Of course. I 100% agree with everything you just said. I do feel like I ask for help often, I just feel like nobody gives me the help that I ask for, so I end up doing it myself. I guess on a personal level, I’m a workaholic for the most part. I have trouble with sitting still and not doing something.

I think, at least what I’ve experienced in the music industry, is that people consider me one of those self-sufficient artists. I’m not going to be wasted at my show. I’m not going to show up late. I’m going to show up on time, I’m going to show up prepared. I’m going to be ready to go, but I think a lot of times when you are so prepared and when you are always giving everybody everything that they need, I think that a lot of times people get lazy and they assume that you have everything all together, when I think internally, we may be hurting a lot more than we let on.

It’s a sexism thing, but it’s a racism thing for sure, and all of these have nothing to do with what we are individually doing and making, but that’s an added thing that’s going to create tension. I’m learning to ask for more help from Black women that have gone before me because nobody else is going to know what I’m going through, to be honest.

In response to what you’ve said about solitude and making things on your own, I know that you have also collaborated on a lot of projects in the past, and still do. I’m curious how you—especially as someone who has historically felt like a loner and has gone her own way—found a trusted network of people who you felt actually got you and whose visions aligned with yours?

I don’t know. I don’t know, really. Generally, it’s really a way of thinking and of questioning. What I can think of in regard to the people that I’ve worked with, is that I think we question things a little bit more—and differently. I guess for me, creatively, I try to go about things in the most honest possible way, and I try to hold artists and creatives to a standard of trying to find out new truths or open up doors and new spaces. I’m not really concerned with re-exhibiting myself the same ways over and over and over again. I want to see what else there is always.

So I like to work with people that are looking for futurism in everything. I work closely musically with my boyfriend, who helps me to produce my music, and we’re not bound by genre, we’re not bound by, “Oh, I’ve never seen anybody make this before.” We’re not bound by questions like that. We’re not bound by thinking about money or thinking about how much it’s going to sell. We’re holding ourselves to a standard of, “Let’s just make something that’s new and interesting and that excites us.”

I love what you said about futurism and the art that grows out of exploring different genres, because I think it is pretty tough to categorize your work, which is refreshing. How do you balance making work that doesn’t fit conveniently within a single label, while also making sure that your voice is consistent, both thematically and aesthetically? How do you make sure that new work upholds your “brand” while still allowing it to be completely different than your previous projects?

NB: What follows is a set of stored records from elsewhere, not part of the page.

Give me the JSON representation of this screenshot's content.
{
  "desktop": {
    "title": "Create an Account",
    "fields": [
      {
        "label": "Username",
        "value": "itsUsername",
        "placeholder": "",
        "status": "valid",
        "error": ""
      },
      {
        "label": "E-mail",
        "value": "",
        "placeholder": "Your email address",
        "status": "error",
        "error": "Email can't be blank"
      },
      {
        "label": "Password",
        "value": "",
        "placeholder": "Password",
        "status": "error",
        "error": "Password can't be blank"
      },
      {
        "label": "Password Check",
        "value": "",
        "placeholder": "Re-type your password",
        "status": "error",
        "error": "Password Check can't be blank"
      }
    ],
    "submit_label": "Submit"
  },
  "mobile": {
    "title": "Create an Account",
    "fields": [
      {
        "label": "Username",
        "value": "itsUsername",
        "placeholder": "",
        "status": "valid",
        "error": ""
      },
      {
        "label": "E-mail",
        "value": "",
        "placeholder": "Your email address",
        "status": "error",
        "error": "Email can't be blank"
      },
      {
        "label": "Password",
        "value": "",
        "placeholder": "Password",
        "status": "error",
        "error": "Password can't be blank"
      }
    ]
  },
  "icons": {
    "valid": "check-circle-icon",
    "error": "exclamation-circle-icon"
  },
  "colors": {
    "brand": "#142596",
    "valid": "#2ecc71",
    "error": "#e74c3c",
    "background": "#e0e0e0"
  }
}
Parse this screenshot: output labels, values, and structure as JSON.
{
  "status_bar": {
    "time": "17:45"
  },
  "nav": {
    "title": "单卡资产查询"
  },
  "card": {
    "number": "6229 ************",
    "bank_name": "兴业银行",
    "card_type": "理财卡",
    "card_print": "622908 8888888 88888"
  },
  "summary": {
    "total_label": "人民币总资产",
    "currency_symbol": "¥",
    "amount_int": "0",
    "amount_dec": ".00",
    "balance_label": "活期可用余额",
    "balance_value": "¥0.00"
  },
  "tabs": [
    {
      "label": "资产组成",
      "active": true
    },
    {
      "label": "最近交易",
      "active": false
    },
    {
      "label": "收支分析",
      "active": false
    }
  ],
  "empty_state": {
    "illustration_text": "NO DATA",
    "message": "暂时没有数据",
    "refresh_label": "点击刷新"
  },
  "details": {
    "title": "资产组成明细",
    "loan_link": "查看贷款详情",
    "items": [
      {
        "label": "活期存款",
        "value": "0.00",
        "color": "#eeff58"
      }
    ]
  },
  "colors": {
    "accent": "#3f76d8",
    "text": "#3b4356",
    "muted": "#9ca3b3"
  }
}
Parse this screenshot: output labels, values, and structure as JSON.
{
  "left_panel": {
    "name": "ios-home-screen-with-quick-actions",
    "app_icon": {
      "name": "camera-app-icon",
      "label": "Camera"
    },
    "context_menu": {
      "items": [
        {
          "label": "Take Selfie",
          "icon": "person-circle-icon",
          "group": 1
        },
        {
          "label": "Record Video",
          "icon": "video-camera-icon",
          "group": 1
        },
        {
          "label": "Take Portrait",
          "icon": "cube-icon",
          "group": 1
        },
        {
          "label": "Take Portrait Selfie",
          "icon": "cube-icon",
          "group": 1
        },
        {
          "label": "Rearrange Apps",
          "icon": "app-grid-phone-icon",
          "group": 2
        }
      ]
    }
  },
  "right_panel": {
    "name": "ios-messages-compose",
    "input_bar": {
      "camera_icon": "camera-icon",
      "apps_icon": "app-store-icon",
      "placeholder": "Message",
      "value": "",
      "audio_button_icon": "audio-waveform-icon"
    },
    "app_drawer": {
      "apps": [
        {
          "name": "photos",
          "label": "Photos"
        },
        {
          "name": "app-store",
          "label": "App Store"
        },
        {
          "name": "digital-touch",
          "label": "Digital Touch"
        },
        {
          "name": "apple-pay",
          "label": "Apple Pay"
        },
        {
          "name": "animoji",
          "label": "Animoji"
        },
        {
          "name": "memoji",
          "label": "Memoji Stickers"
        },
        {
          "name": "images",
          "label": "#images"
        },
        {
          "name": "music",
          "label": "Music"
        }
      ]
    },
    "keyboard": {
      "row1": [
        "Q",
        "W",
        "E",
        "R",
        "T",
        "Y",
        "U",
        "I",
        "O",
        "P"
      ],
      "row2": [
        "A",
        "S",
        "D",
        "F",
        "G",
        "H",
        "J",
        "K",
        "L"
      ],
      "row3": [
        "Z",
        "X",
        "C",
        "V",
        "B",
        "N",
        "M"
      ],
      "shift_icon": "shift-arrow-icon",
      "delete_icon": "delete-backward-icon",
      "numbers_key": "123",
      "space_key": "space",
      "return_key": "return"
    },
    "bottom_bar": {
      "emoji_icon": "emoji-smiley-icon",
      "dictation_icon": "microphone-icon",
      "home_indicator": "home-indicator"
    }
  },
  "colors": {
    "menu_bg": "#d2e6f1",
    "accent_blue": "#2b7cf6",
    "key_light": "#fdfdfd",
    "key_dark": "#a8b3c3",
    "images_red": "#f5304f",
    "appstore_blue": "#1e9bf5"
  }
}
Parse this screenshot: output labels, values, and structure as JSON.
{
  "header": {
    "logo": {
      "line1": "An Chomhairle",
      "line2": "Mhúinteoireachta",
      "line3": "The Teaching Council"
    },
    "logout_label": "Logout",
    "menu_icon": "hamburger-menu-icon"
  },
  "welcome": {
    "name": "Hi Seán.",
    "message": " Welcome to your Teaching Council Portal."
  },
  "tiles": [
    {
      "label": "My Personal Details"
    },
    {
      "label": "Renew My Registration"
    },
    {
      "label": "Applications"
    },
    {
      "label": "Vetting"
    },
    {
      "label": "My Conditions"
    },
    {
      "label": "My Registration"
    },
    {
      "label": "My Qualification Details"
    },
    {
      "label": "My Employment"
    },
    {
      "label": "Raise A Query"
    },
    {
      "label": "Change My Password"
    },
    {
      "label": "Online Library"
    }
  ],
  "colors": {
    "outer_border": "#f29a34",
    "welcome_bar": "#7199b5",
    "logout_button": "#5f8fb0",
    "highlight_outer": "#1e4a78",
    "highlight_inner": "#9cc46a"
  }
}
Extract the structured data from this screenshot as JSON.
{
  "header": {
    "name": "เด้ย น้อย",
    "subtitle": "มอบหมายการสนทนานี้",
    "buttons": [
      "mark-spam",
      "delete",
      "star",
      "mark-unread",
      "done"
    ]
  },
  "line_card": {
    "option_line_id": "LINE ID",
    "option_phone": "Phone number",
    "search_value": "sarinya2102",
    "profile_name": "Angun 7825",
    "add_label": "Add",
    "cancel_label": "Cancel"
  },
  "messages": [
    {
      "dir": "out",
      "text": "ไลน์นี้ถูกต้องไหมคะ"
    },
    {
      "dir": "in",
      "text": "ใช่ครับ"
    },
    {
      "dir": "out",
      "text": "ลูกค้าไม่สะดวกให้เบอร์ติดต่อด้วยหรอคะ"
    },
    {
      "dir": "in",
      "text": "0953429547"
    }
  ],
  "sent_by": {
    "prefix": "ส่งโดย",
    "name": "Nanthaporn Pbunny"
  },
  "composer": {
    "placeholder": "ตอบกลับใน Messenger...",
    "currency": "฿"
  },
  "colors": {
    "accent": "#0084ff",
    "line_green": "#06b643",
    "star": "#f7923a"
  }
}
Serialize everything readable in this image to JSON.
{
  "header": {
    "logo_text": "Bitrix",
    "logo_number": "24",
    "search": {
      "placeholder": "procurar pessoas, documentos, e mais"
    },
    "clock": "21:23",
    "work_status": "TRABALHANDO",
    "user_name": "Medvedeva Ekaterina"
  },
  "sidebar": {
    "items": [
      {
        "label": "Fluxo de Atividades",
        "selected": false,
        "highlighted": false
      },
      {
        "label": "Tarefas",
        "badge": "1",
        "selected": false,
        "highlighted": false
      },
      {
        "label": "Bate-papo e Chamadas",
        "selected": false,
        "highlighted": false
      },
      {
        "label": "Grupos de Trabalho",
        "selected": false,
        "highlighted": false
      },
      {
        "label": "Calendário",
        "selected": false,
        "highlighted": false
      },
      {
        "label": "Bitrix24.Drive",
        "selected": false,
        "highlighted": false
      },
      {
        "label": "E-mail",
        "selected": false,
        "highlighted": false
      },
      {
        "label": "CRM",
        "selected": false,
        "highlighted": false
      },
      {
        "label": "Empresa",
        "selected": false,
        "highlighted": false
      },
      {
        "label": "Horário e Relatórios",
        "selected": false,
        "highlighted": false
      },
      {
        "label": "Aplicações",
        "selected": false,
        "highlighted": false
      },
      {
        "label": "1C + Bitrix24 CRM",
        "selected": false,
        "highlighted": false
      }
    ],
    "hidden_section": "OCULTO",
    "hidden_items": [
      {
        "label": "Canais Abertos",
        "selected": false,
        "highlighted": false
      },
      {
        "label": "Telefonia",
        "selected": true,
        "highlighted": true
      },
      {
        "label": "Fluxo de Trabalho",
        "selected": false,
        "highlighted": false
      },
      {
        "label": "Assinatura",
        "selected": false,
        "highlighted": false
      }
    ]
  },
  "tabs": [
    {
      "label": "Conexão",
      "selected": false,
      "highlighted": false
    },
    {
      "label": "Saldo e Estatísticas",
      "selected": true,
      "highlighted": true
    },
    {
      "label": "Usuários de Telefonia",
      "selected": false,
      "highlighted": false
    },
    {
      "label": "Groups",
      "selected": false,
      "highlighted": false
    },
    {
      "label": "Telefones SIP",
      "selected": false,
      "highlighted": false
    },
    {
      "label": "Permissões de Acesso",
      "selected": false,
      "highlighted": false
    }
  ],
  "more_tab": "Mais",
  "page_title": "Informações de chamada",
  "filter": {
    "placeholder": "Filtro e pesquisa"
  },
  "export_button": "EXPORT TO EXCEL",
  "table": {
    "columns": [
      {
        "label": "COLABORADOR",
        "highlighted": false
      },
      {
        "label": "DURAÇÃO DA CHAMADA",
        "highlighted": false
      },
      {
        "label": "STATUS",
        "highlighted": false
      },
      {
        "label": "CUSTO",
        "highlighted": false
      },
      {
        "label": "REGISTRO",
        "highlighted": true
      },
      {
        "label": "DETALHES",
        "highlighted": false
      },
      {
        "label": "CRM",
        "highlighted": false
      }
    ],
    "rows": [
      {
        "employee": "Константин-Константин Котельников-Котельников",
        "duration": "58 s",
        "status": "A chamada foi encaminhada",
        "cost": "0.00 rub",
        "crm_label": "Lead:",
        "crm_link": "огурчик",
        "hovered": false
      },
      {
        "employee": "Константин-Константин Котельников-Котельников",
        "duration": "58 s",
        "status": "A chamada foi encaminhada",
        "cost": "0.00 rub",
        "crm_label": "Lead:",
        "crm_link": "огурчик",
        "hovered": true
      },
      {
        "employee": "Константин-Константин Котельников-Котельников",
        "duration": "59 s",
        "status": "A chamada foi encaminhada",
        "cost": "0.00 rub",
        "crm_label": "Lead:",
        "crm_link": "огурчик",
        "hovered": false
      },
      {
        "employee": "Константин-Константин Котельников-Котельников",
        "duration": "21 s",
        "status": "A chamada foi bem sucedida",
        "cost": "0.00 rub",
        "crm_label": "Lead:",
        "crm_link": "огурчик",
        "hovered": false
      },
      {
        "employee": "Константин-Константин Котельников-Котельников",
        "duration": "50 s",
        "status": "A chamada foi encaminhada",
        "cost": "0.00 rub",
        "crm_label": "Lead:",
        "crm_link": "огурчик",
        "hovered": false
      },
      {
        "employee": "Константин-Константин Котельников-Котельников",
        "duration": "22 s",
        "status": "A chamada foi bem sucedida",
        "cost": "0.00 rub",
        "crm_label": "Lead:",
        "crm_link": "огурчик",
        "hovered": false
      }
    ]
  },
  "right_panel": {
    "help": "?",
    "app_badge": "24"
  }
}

I think that’s the question that a lot of progressive artists try to figure out. I think what I’m learning is it’s really not even about balancing as much as it is about honesty in whatever space that you’re in at the moment. I love so many things about different periods of art and design. I love minimalism, but do I want to always be minimalist? Sometimes no, the work doesn’t call for that. So I try to be honest, too, and it sounds super hippie-dippy, but I just try to be honest to whatever the project calls for and bring myself up to a level to be good enough to facilitate it.